A three-year collaboration program for the development of a graduate level research university was signed last week in Moscow by MIT President Susan Hockfield and Skolkovo Foundation President Viktor Vekselberg. The new institution will be located in Skolkovo, the state sponsored innovation hub under completion near Moscow.
The university, named Skolkovo Institute for Science and Technology, or SkTech, will open its doors next year for its first 20 students and is planned to consist of 15 research centers for 1,200 graduate, 300 postgraduate students and 200 faculty members by 2014. MIT Professor of Engineering Edward Crawley has been appointed president of the institute.

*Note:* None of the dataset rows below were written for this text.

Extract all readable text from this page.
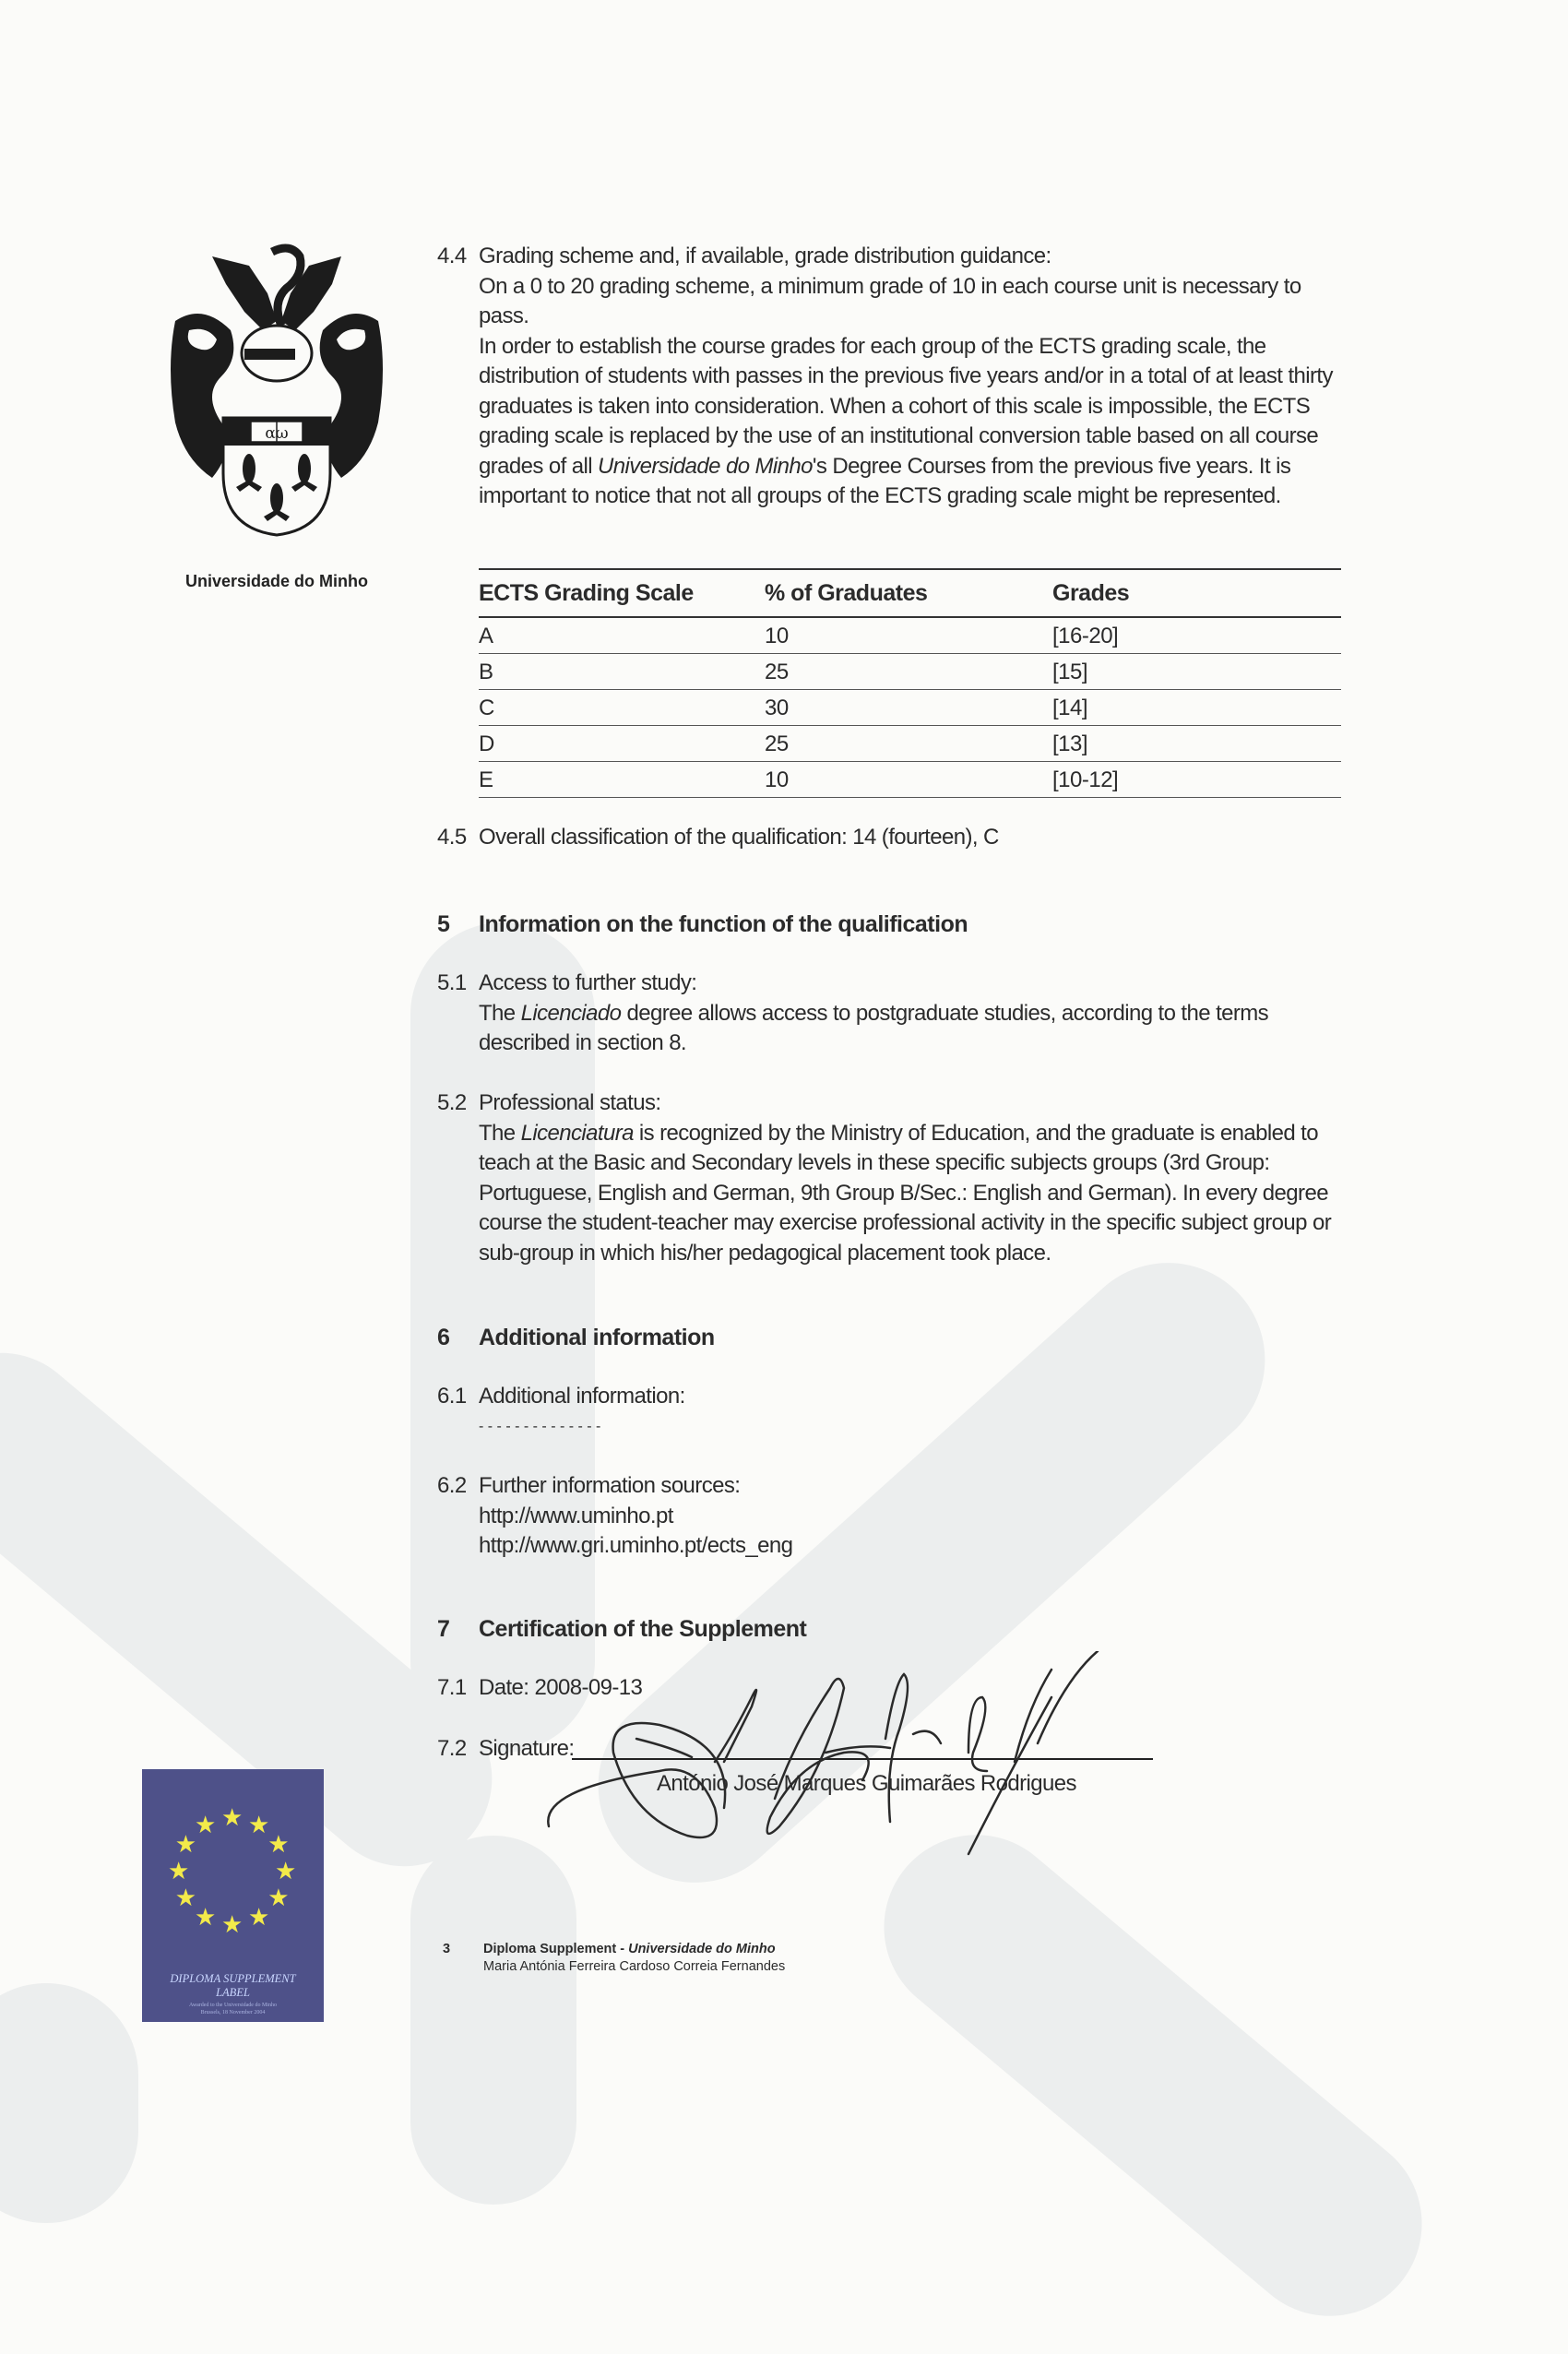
αω
Universidade do Minho
★ ★
★
★
★
★
★
★
★
★
★
★
DIPLOMA SUPPLEMENT
LABEL
Awarded to the Universidade do Minho
Brussels, 18 November 2004
4.4 Grading scheme and, if available, grade distribution guidance:
On a 0 to 20 grading scheme, a minimum grade of 10 in each course unit is necessary to pass.
In order to establish the course grades for each group of the ECTS grading scale, the distribution of students with passes in the previous five years and/or in a total of at least thirty graduates is taken into consideration. When a cohort of this scale is impossible, the ECTS grading scale is replaced by the use of an institutional conversion table based on all course grades of all Universidade do Minho's Degree Courses from the previous five years. It is important to notice that not all groups of the ECTS grading scale might be represented.
ECTS Grading Scale	% of Graduates	Grades
A	10	[16-20]
B	25	[15]
C	30	[14]
D	25	[13]
E	10	[10-12]
4.5 Overall classification of the qualification: 14 (fourteen), C
5 Information on the function of the qualification
5.1 Access to further study:
The Licenciado degree allows access to postgraduate studies, according to the terms described in section 8.
5.2 Professional status:
The Licenciatura is recognized by the Ministry of Education, and the graduate is enabled to teach at the Basic and Secondary levels in these specific subjects groups (3rd Group: Portuguese, English and German, 9th Group B/Sec.: English and German). In every degree course the student-teacher may exercise professional activity in the specific subject group or sub-group in which his/her pedagogical placement took place.
6 Additional information
6.1 Additional information:
- - - - - - - - - - - - - -
6.2 Further information sources:
http://www.uminho.pt
http://www.gri.uminho.pt/ects_eng
7 Certification of the Supplement
7.1 Date: 2008-09-13
7.2 Signature:
António José Marques Guimarães Rodrigues
3 Diploma Supplement - Universidade do Minho
Maria Antónia Ferreira Cardoso Correia Fernandes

“I view this as a startup – we don’t just teach innovation, we do it; we are innovating the educational domain,” Crawley said in an exchange with Russia Today. “In the next year, we are going to start an educational program by attracting 20 of the most innovative students in Russia, a research program by giving grants to at least three research centers, and an innovation and entrepreneurship program. It’s about developing science and moving it as quickly as possible toward new goods and services.”
SkTech’s educational and research activities will include multidisciplinary projects in collaboration with major academic institutions in five priority areas: energy science, biomedical science, information science, space and nuclear science.
Among SkTech’s major components will be a Center for Entrepreneurship and Innovation, described as “an integral structure to foster and link research and education with innovation and entrepreneurship”. The Center will also offer a framework to capture and commercialize value arising from research.
In 2009, MIT’s Sloan School of Management launched an MBA partnership with the Skolkovo business school, featuring project-based courses led by the Sloan faculty.